The possibility of a nuclear flashpoint between India and Pakistan appears in virtually every discussion on international relations in the Indian subcontinent. In recent times, the thunder has been stolen by Pakistan’s claim that it has developed tactical nukes to counter India’s conventional force advantage. This has in turn triggered discussions on whether the current Indian nuclear doctrine is credible enough to deter Pakistan.
While we try to figure out responses to the nuclear challenge, it would make sense to look at the current levels of India and Pakistan’s nuclear capabilities. The compilation by Hans Kristensen and Robert Norris of the Bulletin of the Atomic Scientists is of great help in this regard. This article visualises and explains the data presented in their articles Pakistani nuclear forces, 2015 and Indian nuclear forces, 2015.
The first data point is the amount of fissionable material available with both countries.
Figure 1: Stockpile of fissionable materials with India and Pakistan
While Pakistan’s nuclear weapons programme relies largely on highly enriched uranium, India’s nuclear arsenal depends on weapons grade plutonium. This difference in approach is because India opted for a three-stage nuclear fuel cycle, which produces plutonium-239, otherwise naturally absent, as one of the outputs.
Though the aggregate fissionable material available with Pakistan looks much larger than that of India, the difference in the number of nuclear weapons is not necessarily proportional, as Figure 2 shows.
Figure 2: Number of nuclear weapons with India and Pakistan
The current nuclear weapon stockpiles closely match each other. This is because considerably less plutonium in comparison to uranium, is required to make a simple fission weapon.
Moreover, as Kristensen and Norris remind us, “how much plutonium or uranium is needed for a nuclear warhead depends on many variables, but three are particularly important: warhead design, desired yield, and the technical capabilities of the scientists and engineers.”
Compare these numbers with the number of nuclear weapons that US and Russia have — 7100 and 7700 respectively. This comparison immediately clarifies why the word Mutually Assured Destruction (MAD) does not apply to the India—Pakistan conflict. Rather, the deterrence relationship is better explained by the metaphor Mutually Unacceptable Damage (MUD).
What is the nature of the nuclear weapons of both states?
Capability and intent are two factors that determine the level of deterrence. Capability is further determined by factor such as nature of nuclear warhead delivery systems and the geographical reach of nuclear delivery systems. How do India and Pakistan compare on these fronts?

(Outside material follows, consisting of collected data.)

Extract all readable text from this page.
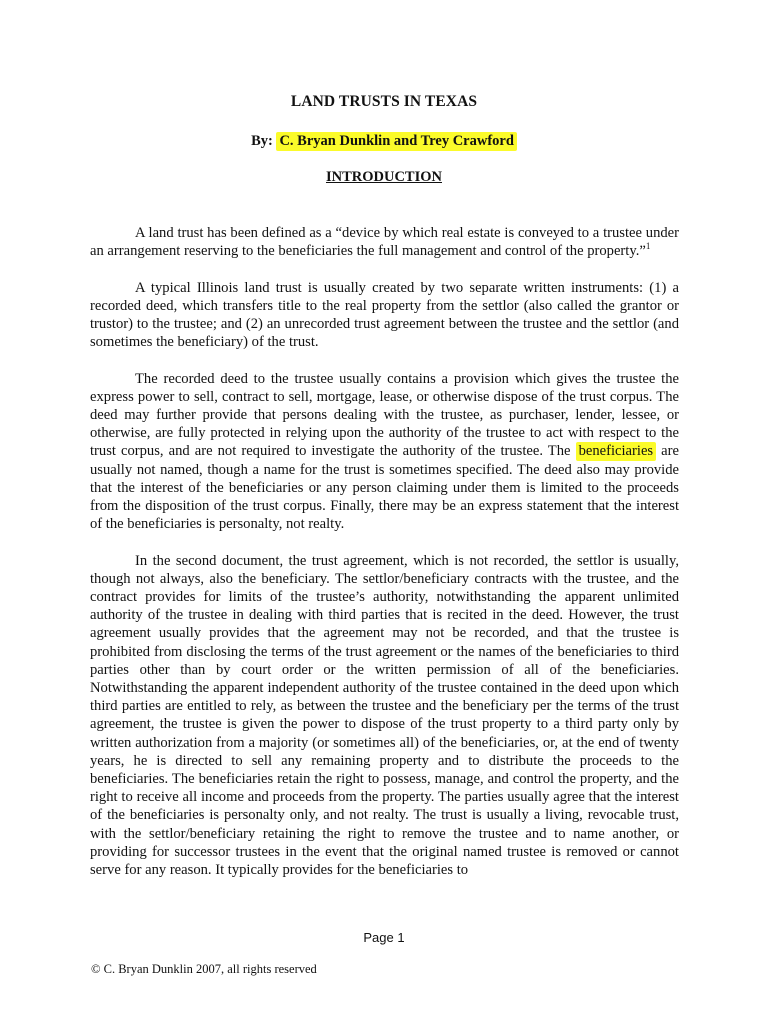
LAND TRUSTS IN TEXAS
By: C. Bryan Dunklin and Trey Crawford
INTRODUCTION

A land trust has been defined as a “device by which real estate is conveyed to a trustee under an arrangement reserving to the beneficiaries the full management and control of the property.”$^1$

A typical Illinois land trust is usually created by two separate written instruments: (1) a recorded deed, which transfers title to the real property from the settlor (also called the grantor or trustor) to the trustee; and (2) an unrecorded trust agreement between the trustee and the settlor (and sometimes the beneficiary) of the trust.

The recorded deed to the trustee usually contains a provision which gives the trustee the express power to sell, contract to sell, mortgage, lease, or otherwise dispose of the trust corpus. The deed may further provide that persons dealing with the trustee, as purchaser, lender, lessee, or otherwise, are fully protected in relying upon the authority of the trustee to act with respect to the trust corpus, and are not required to investigate the authority of the trustee. The beneficiaries are usually not named, though a name for the trust is sometimes specified. The deed also may provide that the interest of the beneficiaries or any person claiming under them is limited to the proceeds from the disposition of the trust corpus. Finally, there may be an express statement that the interest of the beneficiaries is personalty, not realty.

In the second document, the trust agreement, which is not recorded, the settlor is usually, though not always, also the beneficiary. The settlor/beneficiary contracts with the trustee, and the contract provides for limits of the trustee’s authority, notwithstanding the apparent unlimited authority of the trustee in dealing with third parties that is recited in the deed. However, the trust agreement usually provides that the agreement may not be recorded, and that the trustee is prohibited from disclosing the terms of the trust agreement or the names of the beneficiaries to third parties other than by court order or the written permission of all of the beneficiaries. Notwithstanding the apparent independent authority of the trustee contained in the deed upon which third parties are entitled to rely, as between the trustee and the beneficiary per the terms of the trust agreement, the trustee is given the power to dispose of the trust property to a third party only by written authorization from a majority (or sometimes all) of the beneficiaries, or, at the end of twenty years, he is directed to sell any remaining property and to distribute the proceeds to the beneficiaries. The beneficiaries retain the right to possess, manage, and control the property, and the right to receive all income and proceeds from the property. The parties usually agree that the interest of the beneficiaries is personalty only, and not realty. The trust is usually a living, revocable trust, with the settlor/beneficiary retaining the right to remove the trustee and to name another, or providing for successor trustees in the event that the original named trustee is removed or cannot serve for any reason. It typically provides for the beneficiaries to

Page 1
© C. Bryan Dunklin 2007, all rights reserved
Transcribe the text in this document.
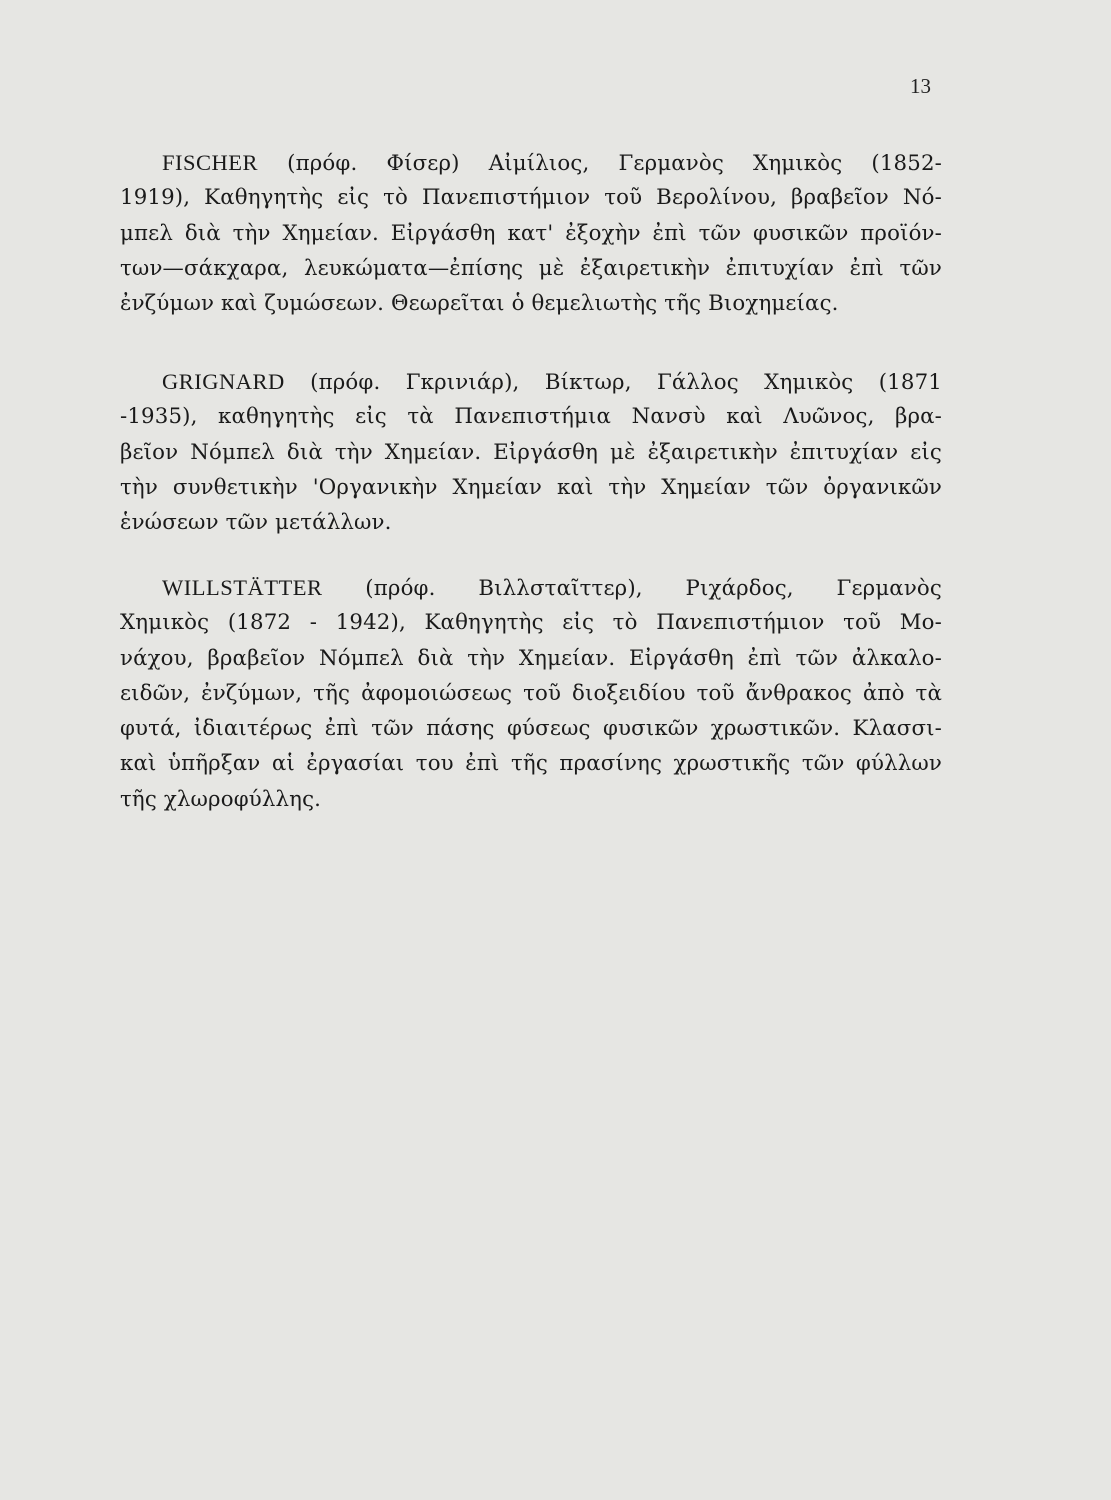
13
FISCHER (πρόφ. Φίσερ) Αἰμίλιος, Γερμανὸς Χημικὸς (1852-
1919), Καθηγητὴς εἰς τὸ Πανεπιστήμιον τοῦ Βερολίνου, βραβεῖον Νό-
μπελ διὰ τὴν Χημείαν. Εἰργάσθη κατ' ἐξοχὴν ἐπὶ τῶν φυσικῶν προϊόν-
των—σάκχαρα, λευκώματα—ἐπίσης μὲ ἐξαιρετικὴν ἐπιτυχίαν ἐπὶ τῶν
ἐνζύμων καὶ ζυμώσεων. Θεωρεῖται ὁ θεμελιωτὴς τῆς Βιοχημείας.
GRIGNARD (πρόφ. Γκρινιάρ), Βίκτωρ, Γάλλος Χημικὸς (1871
-1935), καθηγητὴς εἰς τὰ Πανεπιστήμια Νανσὺ καὶ Λυῶνος, βρα-
βεῖον Νόμπελ διὰ τὴν Χημείαν. Εἰργάσθη μὲ ἐξαιρετικὴν ἐπιτυχίαν εἰς
τὴν συνθετικὴν 'Οργανικὴν Χημείαν καὶ τὴν Χημείαν τῶν ὀργανικῶν
ἑνώσεων τῶν μετάλλων.
WILLSTÄTTER (πρόφ. Βιλλσταῖττερ), Ριχάρδος, Γερμανὸς
Χημικὸς (1872 - 1942), Καθηγητὴς εἰς τὸ Πανεπιστήμιον τοῦ Μο-
νάχου, βραβεῖον Νόμπελ διὰ τὴν Χημείαν. Εἰργάσθη ἐπὶ τῶν ἀλκαλο-
ειδῶν, ἐνζύμων, τῆς ἀφομοιώσεως τοῦ διοξειδίου τοῦ ἄνθρακος ἀπὸ τὰ
φυτά, ἰδιαιτέρως ἐπὶ τῶν πάσης φύσεως φυσικῶν χρωστικῶν. Κλασσι-
καὶ ὑπῆρξαν αἱ ἐργασίαι του ἐπὶ τῆς πρασίνης χρωστικῆς τῶν φύλλων
τῆς χλωροφύλλης.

Gravity bombs delivered by air squadrons constitute a large chunk of nuclear weapons delivery systems of both states. Though this method of delivery gives the two states a range of up to 2000 kilometres, the effectiveness is dampened by the fact that ground forces of the adversary can easily target such aircrafts.
Land based ballistic missiles are the most preferred delivery system by both states. Pakistan has also nuclear tipped cruise missiles while India’s BrahMos cruise missiles do not have any reported nuclear capabilities. Cruise Missiles suffer from shorter ranges and smaller payloads when compared to their ballistic counterparts. India is also in the process of developing sea based ballistic missile systems.
Another factor for assessing the capability of nuclear deterrence is the range of nuclear weapons. Figure 4 shows the classification of nuclear delivery systems according to their ranges.
Pakistan having an India focused nuclear deterrence, has not invested in systems with a range greater than 3000km. At the same time, it has invested in short-range, small-yield weapons, which it prefers to market as ‘tactical’ nuclear weapons.
India on the other hand has a nuclear deterrence that focuses on both Pakistan and China. Hence, India has invested on delivery systems with ranges higher than 3000km.
In summary, the nuclear capabilities of both states have not reached maturity. They are still evolving, though in different directions. India’s perspective has been that any nuclear exchange will result in horrendous consequences to both countries, and the eventuality that Pakistan may suffer much more damage than India will, is no consolation. Considering that any such nuclear exchange will be a big dent in India’s larger growth narrative, it has been India’s approach to keep pushing its nuclear threshold higher.
On the other hand, Pakistan is attempting to push its nuclear threshold down through the threat of employing low-yield nuclear weapons.